I first met "Lisa" when I was a reporter at The Virginian Pilot in Norfolk, Virginia in 1993. She was working at another media outlet, but we'd see each other at various parties and business functions. She always hung out with blacks, only dated black guys, lived in a black neighborhood, and sounded black, and hell . . . she even looked a little black . . . so like most people I just assumed she was. It wasn't until a year into our acquaintance that I found out otherwise. Lisa (not her real name) agreed to speak to me about her "racial ambiguity" as she called it, but asked not to be identified.
Most of the people I meet think I'm black. Well, at least most of the black people. And when white people see me around blacks they also think I'm black. I never bother to correct them, because to me a person's color doesn't matter, so I don't think mine should matter to other people. My mother was Italian and my father was Jewish, and I just naturally have a light olive complexion and dark brown curly hair, so I look like I could be a light-skinned African-American even though I have blue eyes. And I like hanging around black people more than whites because blacks are more uninhibited. And I think whites tend to be more judgmental than blacks. I don't like judgmental people.
I was raised in an integrated section of Cleveland. Well, actually there were mainly blacks in my neighborhood and a few whites, but I mainly played with the black kids for some reason. I don't know why. Growing up I never liked going out with white boys, all my boyfriends were black. That bothered some of the black girls in the neighborhood, so I started dating mostly outside the neighborhood. That way no one was bothered. Did I tell my boyfriends I was white? No. None of them ever came out and asked me that. Most just assumed I was very light-skinned, though some did ask me if I were bi-racial. I learned to avoid answering the question directly because I never wanted to actually lie. I would just say, "I prefer not to discuss my ethnic background." Most left it at that. For those who pressed on I would say, "Yes, I came from a mixed-marriage, and my mother's is Italian." It wasn't a lie.
Later I went away to school. I went to Virginia, to Norfolk State University which is an HBCU (authors note: Historically Black College/University). The faculty and the other students just seemed to assume I was black so I left it like that.
The first job interview I went on after I graduated was at a newspaper in the South, and the recruiting officer was a middle-aged African-American man. I had worked at the school newspaper, so all of my clips had to do with African-American life or entertainment, and that, coupled with the fact that I attended an HBCU, must have convinced him I was black. He never asked me, and I never thought to tell him otherwise. I didn't go in there posing as a black, but I realized later that I wouldn't have gotten the job otherwise, because this was in the mid 1990s, and the newspaper was trying to hire more African-American reporters in order to help diversify the newsroom. I promise you I didn't realize that when I applied for the job, or when I first got the job, but I have to admit that once I did find out I didn't rush out to the editor and say, "Hey, you made a mistake. I'm white."
Besides, I felt right at home covering the "black" stories they sent me out on. The newsroom was mostly white with only a handful of black reporters who called themselves the "Black Pack." I naturally hung out with them.

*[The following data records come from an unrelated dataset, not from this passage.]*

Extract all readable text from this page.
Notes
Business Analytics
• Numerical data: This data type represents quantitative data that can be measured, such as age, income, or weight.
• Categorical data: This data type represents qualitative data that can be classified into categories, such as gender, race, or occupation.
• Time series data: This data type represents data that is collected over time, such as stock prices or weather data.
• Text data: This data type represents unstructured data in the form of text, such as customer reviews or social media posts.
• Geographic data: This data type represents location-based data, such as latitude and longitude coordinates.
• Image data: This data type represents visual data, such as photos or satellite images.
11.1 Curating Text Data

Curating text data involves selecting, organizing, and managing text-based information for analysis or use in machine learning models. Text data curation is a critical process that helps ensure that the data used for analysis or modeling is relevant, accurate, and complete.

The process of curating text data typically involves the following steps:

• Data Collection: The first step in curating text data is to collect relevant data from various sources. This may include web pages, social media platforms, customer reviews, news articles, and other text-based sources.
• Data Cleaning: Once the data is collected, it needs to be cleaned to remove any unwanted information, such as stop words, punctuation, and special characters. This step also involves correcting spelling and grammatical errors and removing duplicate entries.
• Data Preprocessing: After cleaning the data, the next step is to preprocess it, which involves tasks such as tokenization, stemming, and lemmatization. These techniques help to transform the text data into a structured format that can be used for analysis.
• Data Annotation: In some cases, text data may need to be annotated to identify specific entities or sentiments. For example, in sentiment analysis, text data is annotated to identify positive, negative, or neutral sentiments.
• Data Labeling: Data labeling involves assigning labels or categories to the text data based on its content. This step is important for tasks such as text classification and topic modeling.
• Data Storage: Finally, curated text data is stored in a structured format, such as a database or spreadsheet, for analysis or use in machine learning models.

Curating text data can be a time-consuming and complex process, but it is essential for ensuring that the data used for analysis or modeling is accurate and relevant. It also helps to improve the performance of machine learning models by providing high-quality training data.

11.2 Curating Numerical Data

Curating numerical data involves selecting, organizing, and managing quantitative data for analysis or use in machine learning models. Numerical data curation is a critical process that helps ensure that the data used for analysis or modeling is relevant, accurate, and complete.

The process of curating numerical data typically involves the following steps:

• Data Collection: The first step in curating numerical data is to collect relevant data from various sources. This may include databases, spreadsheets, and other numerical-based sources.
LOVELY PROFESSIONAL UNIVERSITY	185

It wasn't until I left the paper and moved to South Carolina and got into PR that I decided to get more in touch with my white roots. Why? Probably for a number of different reasons, but nothing in particular. In my mind I was never actually passing for black, I was living my life and having a good time with the people I wanted to have a good time with. By the time I moved to South Carolina I was a bit older, a bit more conservative, and a bit more introspective. I guess I was a bit more white.
I'm married now, to a white man, and I've never mentioned my past, or that there was a time that people thought I was black. He's not the type who would understand, so why get him bothered? What was done was done, and it's all over now so that's it. I have no regrets, though.